August 1, 2011

REVIEW: E.P. CARRILLO Core Line Maduro

A few weeks ago I came home to a nice little package waiting for me at my front door. E.P.C. has been kind enough to include me on some early samples of their last few releases and this was the surprise waiting for me. Included in the package were a few things, but most exciting to me was the new E.P.C. Core Line Maduro. The Core Line Maduro is obviously based off the Core Line from E.P.C,. but with some slight differences.

I spoke to Ernesto on the phone and this is what he had to say about the E.P.C. Core Line Maduro:
"We went with a Connecticut broadleaf wrapper for the core line. I have been blending with broadleaf since 1972 so I am very comfortable with the tobacco.  I tried the blend with many other maduros, and I probably will use some of those maduros on different projects, but for this one that distinguishable broadleaf flavor was the right fit. The only other change in this cigar from the Core Line is we changed the binder leaf. We found that a Sumatra binder just worked better."

Thank you Ernesto for taking the time to talk to me both on the phone and at the IPCPR show. These are some great looking cigars so on to the review.

Vitola: Encantos
Length: 4 7/8
Ring Gauge: 50
Wrapper: Connecticut Broadleaf
Binder: Ecuador Sumatra
Filler: Dominican Republic and Nicaraguan
Price: $?
Smoking Location: House of Cigar
Beverage: none

"Classic Maduro look" was the first thing that came to mind when examining my EPC Core line Maduro. The wrapper was a very dark brown, with shades of lighter brown mixed in here and there. It was definitely dark in color, but not the unnaturally dark color we have seen on some other "maduro" cigars recently. The leaf did have some medium sized veins and when held up to a light showed a lot of oils. The pre-lit aroma was very earthy and leathery. The cold draw had an interesting hazelnut taste. It threw me for a bit of a loop because I didn't get any of that from the aroma of the stick. From squeezing the cigar you can tell it was expertly constructed and evenly packed.

First Third   
My EPC Core Line Maduro lit up letting clouds of smoke into the air. No, really. This thing put off more smoke than a raging bonfire. I barely had to draw on this stick to get a full, flavorful mouthful of smoke. Talking of flavor, this cigar started off with a lot of dark roasted coffee notes on the front mixing nicely with a mild pepper spice on the finish. Not a strong peppery bite, just a subtle flavor that awakened the taste buds. Another interesting note was the sweetness the wrapper left on my lips. I know this cigar is not tipped with sugar or anything like that, but it had a nice sweetness that reminded me of that. The strength was in the medium range and the burn performed beautifully.

Second Third  
The second third of my EPC Core Line Maduro brought on some pretty significant flavor changes. The roasted coffee flavors from the first third had dissipated and were replaced by a dark bitter chocolate taste. What was perfect about this flavor was, because it did have a bit of a bitterness to it, it was expertly balanced out by the finish that had now changed from that pepper note to a sweet, sugary flavor. I told you things had changed right? The stick still produced a lot of smoke and easily filled the part of the room I was sitting in at the shop. The strength was consistently medium like the first third.

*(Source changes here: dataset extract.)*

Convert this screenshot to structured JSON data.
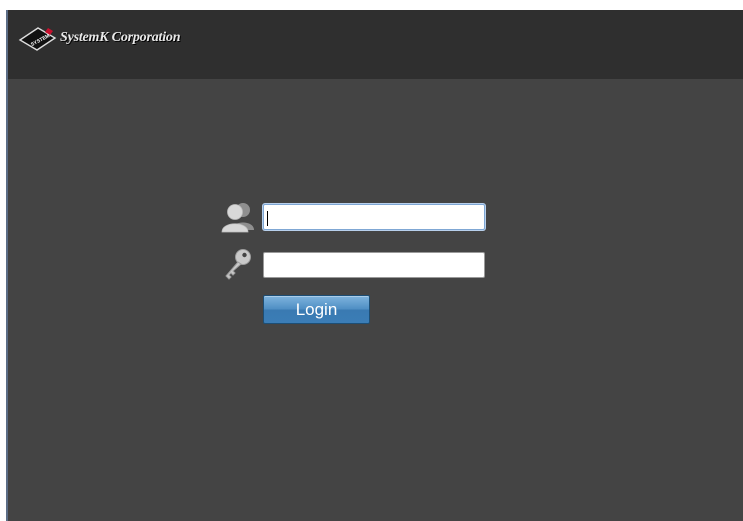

Final Third and Final Thoughts 
Rounding out the final third or my EPC Core Line Maduro, things were going just fine. The flavors were pretty much the same as the second third with dark chocolate on the front and sugary sweetness on the finish. I did taste something that was particularly unusual, so I thought I'd mention it even if it sounds a little crazy: on a small section of the final third, I tasted port wine. I don't drink port wine, but that was definitely the flavor I tasted. Who knows, right? One other note of difference in the final third was just how slow the cigar burned. The first two thirds burned at a rate of a normal cigar, but the final third of the EPC Core Line Maduro really slowed down. Again, the strength never moved above the medium range and I never had any issues with the construction.

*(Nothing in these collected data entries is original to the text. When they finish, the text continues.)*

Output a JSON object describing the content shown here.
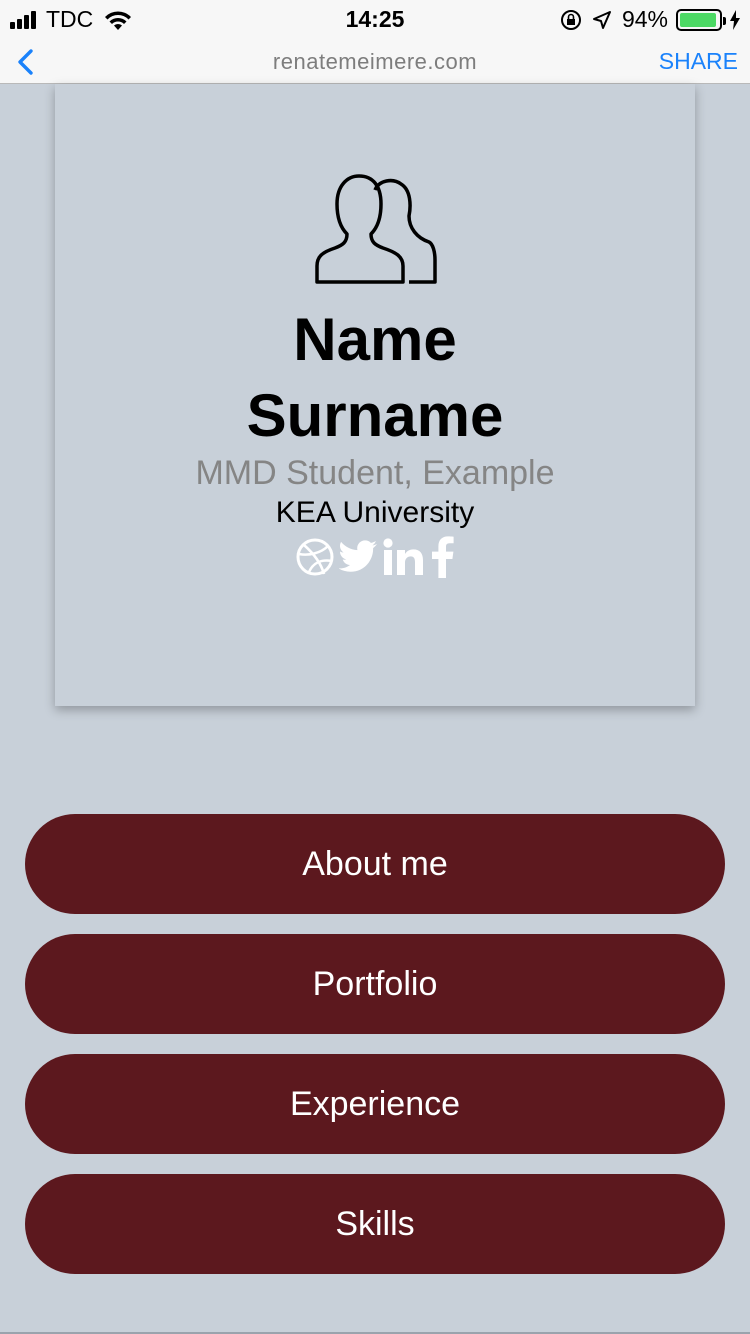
{
  "status_bar": {
    "carrier": "TDC",
    "time": "14:25",
    "battery_percent": "94%",
    "battery_level": 0.94
  },
  "browser": {
    "url": "renatemeimere.com",
    "share_label": "SHARE",
    "accent_color": "#1a82fb"
  },
  "profile": {
    "name_line1": "Name",
    "name_line2": "Surname",
    "role": "MMD Student, Example",
    "university": "KEA University",
    "social_icons": [
      "dribbble-icon",
      "twitter-icon",
      "linkedin-icon",
      "facebook-icon"
    ]
  },
  "nav": {
    "about_label": "About me",
    "portfolio_label": "Portfolio",
    "experience_label": "Experience",
    "skills_label": "Skills",
    "button_color": "#5c181e"
  },
  "page_background": "#c8d0d9"
}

My final thoughts on the E.P. Carrillo Core Line Maduro? This is what a true maduro cigar should taste like. I loved the coffee flavors at the start and the transition into the chocolate and sweetness in the second and final thirds of the stick were a true balance of flavors. E.P. Carrillo and team keep putting out great products and this is another one to add to the list. I can't wait for the 2011 special edition and what ever else they might be working on for the future.

Would I buy it again? I will be keeping a stock of these around. I actually have smoked the other sizes of this stick and I really enjoy the smallest size it comes in. That's the one I will be buying the most of.

Would I buy a box? I don't know what the price is going to be for a box, but if it's in the same range as the other Core Line products, I could see myself getting one.